Its size and nearby footprints suggest that C. pulchrus was likely a bolosaurian, an early branch of the reptile lineage. It lived around 295 million years ago during the Asselian age of the early Permian, when reptiles were beginning to rapidly diversify.
In the mud, it left a clear impression of what appears to be belly scales, structures made of hard keratin that act as armor. But the real showstopper is at the base of the tail, where modified scales surround a vent-like opening – what appears to be a cloaca.
It smashes the previous record, a Psittacosaurus butthole dated to around 120 million years ago, and now represents “the earliest fossil record of a cloacal vent in amniotes“, the researchers write in their paper, supporting long-held views that the cloaca was present in early reptiles.
Related: Wild New Study Suggests Buttholes Once Had a Very Different Purpose
Interestingly, C. pulchrus‘ cloaca is shaped and oriented differently from that of Psittacosaurus, other dinosaurs, and crocodiles. Instead, it resembles the buttholes of turtles, lizards, and snakes.

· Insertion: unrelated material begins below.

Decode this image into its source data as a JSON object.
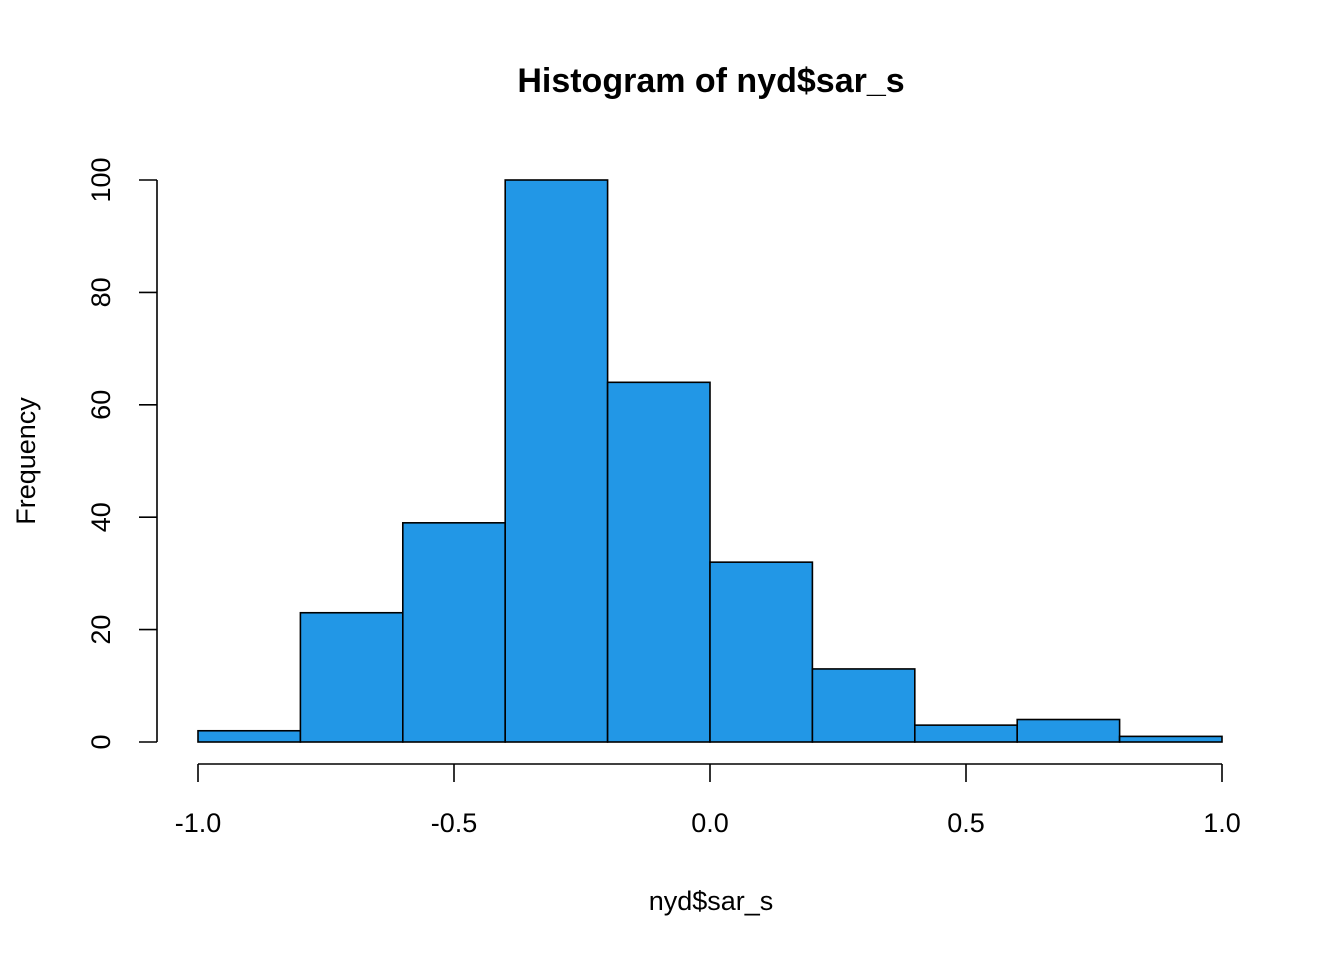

The fossil also preserves rows of polygonal skin scales across the trunk, limbs, head, and tail. These are epidermal scales, the researchers found, made of keratin like those of modern reptiles, rather than older bony dermal armor.
“Trace fossils are far more than simple footprints,” Marchetti says. “They preserve anatomical details that would otherwise be completely lost and play a key role in improving our understanding of the evolution of early terrestrial vertebrates.”
The research has been published in Current Biology.